Extrait Sermon saint Curé D'Ars Oui, M. F., un chrétien damné aura, pendant toute l'éternité, devant les yeux, toutes les bonnes pensées, tous les bons désirs, toutes les bonnes oeuvres qu'il aurait pu faire et qu'il n'a pas faites, tous les sacrements qu'il n'a pas reçus et qu'il aurait pu recevoir, toutes les prières manquées, toutes les messes qu'il a mal entendues et qu'il aurait très bien pu entendre comme il faut, ce qui lui aurait grandement aidé à sauver son âme. Oui, M. F., ce mauvais chrétien se rappellera toutes les instructions qu'il a manquées ou qu'il a méprisées, et par lesquelles il aurait si bien pu connaître ses devoirs. Ah ! disons mieux, M. F., tous ces souvenirs seront comme autant de bourreaux qui le dévoreront. (...)
Voyez, M. F., s'il n'est pas juste que nous souffrions dans l'autre vie plus que les païens. Ecoutez avec quelle malice le chrétien pèche sur la terre, avec quelle audace il se révolte contre Dieu. Oui, Seigneur, lui dit-il, je sais que vous êtes mon Dieu, mon créateur, que c'est vous qui avez souffert, qui êtes mort pour moi, qui m'avez aimé plus que vous-même, qui ne cessez de m'appeler à vous par votre grâce, par les remords de ma conscience et par la voix de mes pasteurs ; eh bien ! je me moque de vous et de toutes vos Grâces. Vous m'avez fait des commandements que vous ordonnez d'observer sous peine des châtiments les plus rigoureux : je me moque de vous, et de vos commandements, et de vos menaces. Vous m'avez donné toutes les lumières nécessaires pour comprendre toute la beauté de notre sainte religion et le bonheur qu'elle nous procure ; eh bien ! je ferai tout le contraire de ce qu'elle me commande. Vous me menacez que si je reste dans le péché j'y périrai, c'est précisément pour cela que je ne veux pas en sortir. Je sais très bien que vous avez institué des sacrements par lesquels nous pouvons si bien sortir de sa tyrannie : et non seulement je ne veux pas en profiter, mais je veux encore mépriser et railler ceux qui y auront recours, pour les porter à faire comme moi. (...)

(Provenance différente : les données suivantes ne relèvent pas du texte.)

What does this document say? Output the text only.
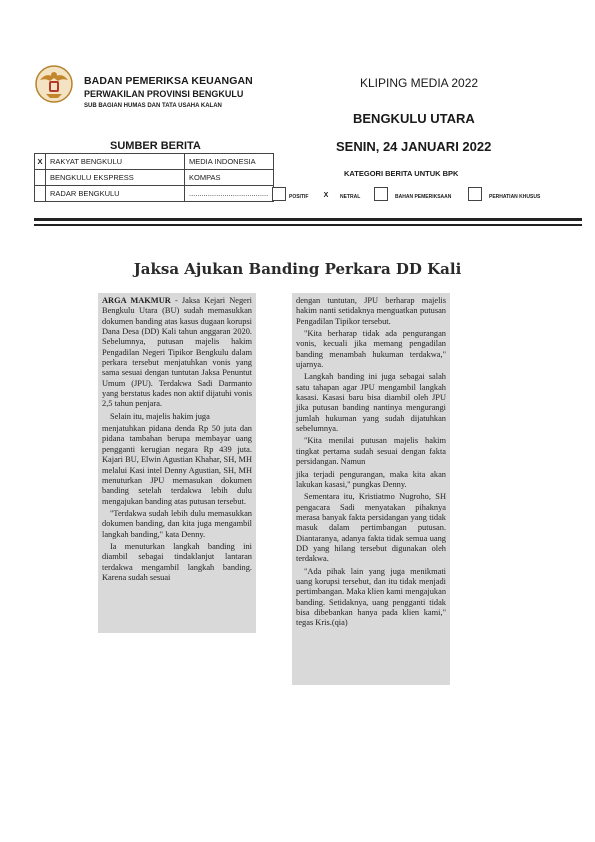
BADAN PEMERIKSA KEUANGAN
PERWAKILAN PROVINSI BENGKULU
SUB BAGIAN HUMAS DAN TATA USAHA KALAN
KLIPING MEDIA 2022
BENGKULU UTARA
SENIN, 24 JANUARI 2022
SUMBER BERITA
X	RAKYAT BENGKULU	MEDIA INDONESIA
	BENGKULU EKSPRESS	KOMPAS
	RADAR BENGKULU	......................................
KATEGORI BERITA UNTUK BPK
POSITIF	X	NETRAL	BAHAN PEMERIKSAAN	PERHATIAN KHUSUS
Jaksa Ajukan Banding Perkara DD Kali

ARGA MAKMUR - Jaksa Kejari Negeri Bengkulu Utara (BU) sudah memasukkan dokumen banding atas kasus dugaan korupsi Dana Desa (DD) Kali tahun anggaran 2020. Sebelumnya, putusan majelis hakim Pengadilan Negeri Tipikor Bengkulu dalam perkara tersebut menjatuhkan vonis yang sama sesuai dengan tuntutan Jaksa Penuntut Umum (JPU). Terdakwa Sadi Darmanto yang berstatus kades non aktif dijatuhi vonis 2,5 tahun penjara.

Selain itu, majelis hakim juga

menjatuhkan pidana denda Rp 50 juta dan pidana tambahan berupa membayar uang pengganti kerugian negara Rp 439 juta. Kajari BU, Elwin Agustian Khahar, SH, MH melalui Kasi intel Denny Agustian, SH, MH menuturkan JPU memasukan dokumen banding setelah terdakwa lebih dulu mengajukan banding atas putusan tersebut.

"Terdakwa sudah lebih dulu memasukkan dokumen banding, dan kita juga mengambil langkah banding," kata Denny.

Ia menuturkan langkah banding ini diambil sebagai tindaklanjut lantaran terdakwa mengambil langkah banding. Karena sudah sesuai

dengan tuntutan, JPU berharap majelis hakim nanti setidaknya menguatkan putusan Pengadilan Tipikor tersebut.

"Kita berharap tidak ada pengurangan vonis, kecuali jika memang pengadilan banding menambah hukuman terdakwa," ujarnya.

Langkah banding ini juga sebagai salah satu tahapan agar JPU mengambil langkah kasasi. Kasasi baru bisa diambil oleh JPU jika putusan banding nantinya mengurangi jumlah hukuman yang sudah dijatuhkan sebelumnya.

"Kita menilai putusan majelis hakim tingkat pertama sudah sesuai dengan fakta persidangan. Namun

jika terjadi pengurangan, maka kita akan lakukan kasasi," pungkas Denny.

Sementara itu, Kristiatmo Nugroho, SH pengacara Sadi menyatakan pihaknya merasa banyak fakta persidangan yang tidak masuk dalam pertimbangan putusan. Diantaranya, adanya fakta tidak semua uang DD yang hilang tersebut digunakan oleh terdakwa.

"Ada pihak lain yang juga menikmati uang korupsi tersebut, dan itu tidak menjadi pertimbangan. Maka klien kami mengajukan banding. Setidaknya, uang pengganti tidak bisa dibebankan hanya pada klien kami," tegas Kris.(qia)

Mais, pensez-vous, nous ne disons pas cela en péchant ; nous péchons, il est vrai, mais nous ne tenons pas ce langage. - Mon ami, vos actions le disent, toutes les fois que vous péchez, connaissant le mal que vous faites. En doutez-vous, M. F. ? Dites-moi, quand vous travaillez le saint jour du dimanche, ou que vous faites gras les jours défendus, quand vous jurez, ou quand vous dites des paroles sales, vous savez très bien que vous outragez le bon Dieu, que vous perdez votre âme et le ciel, et que vous vous préparez un enfer. Vous savez bien qu'étant dans le péché, si vous n'avez pas recours au sacrement de pénitence, vous ne serez jamais sauvé. (...) Dites-moi, M. F., comptez-vous pour rien tous ces bienfaits dont le bon Dieu vous a favorisés de préférence aux païens, et que vous avez méprisés ? (...)
Mais, nous dit encore saint Bernard, ce qui donnera encore un nouveau degré de tourments à ces chrétiens damnés, c'est que, pendant toute l'éternité, ils auront devant les yeux tout ce que Jésus-Christ a souffert pour les sauver, et réfléchiront que malgré cela ils se sont damnés. Oui, nous dit-il, ils auront devant les yeux toutes les larmes que ce divin Sauveur a répandues, toutes les pénitences qu'il a faites, tous ses pas et tous ses soupirs, et tout cela pour les rendre meilleurs. (...) Ils croiront l'entendre clouer sur la croix, demander miséricorde pour eux : et par là, il leur montrera combien leur salut lui avait coûté cher, et combien il a souffert pour leur mériter le ciel, qu'ils ont perdu avec tant de gaieté de coeur et même de malice. Ah ! M. F., quels regrets ! hélas ! quel désespoir pour ces chrétiens réprouvés ! Ah ! crieront-ils du fond des flammes, adieu, beau ciel, c'est pour nous que vous avez été créé, et nous ne vous verrons jamais ! Adieu, belle cité qui deviez être notre demeure éternelle et faire tout notre bonheur ! Ah ! si nous vous avons perdue, c'est, par notre faute et notre malice. (..)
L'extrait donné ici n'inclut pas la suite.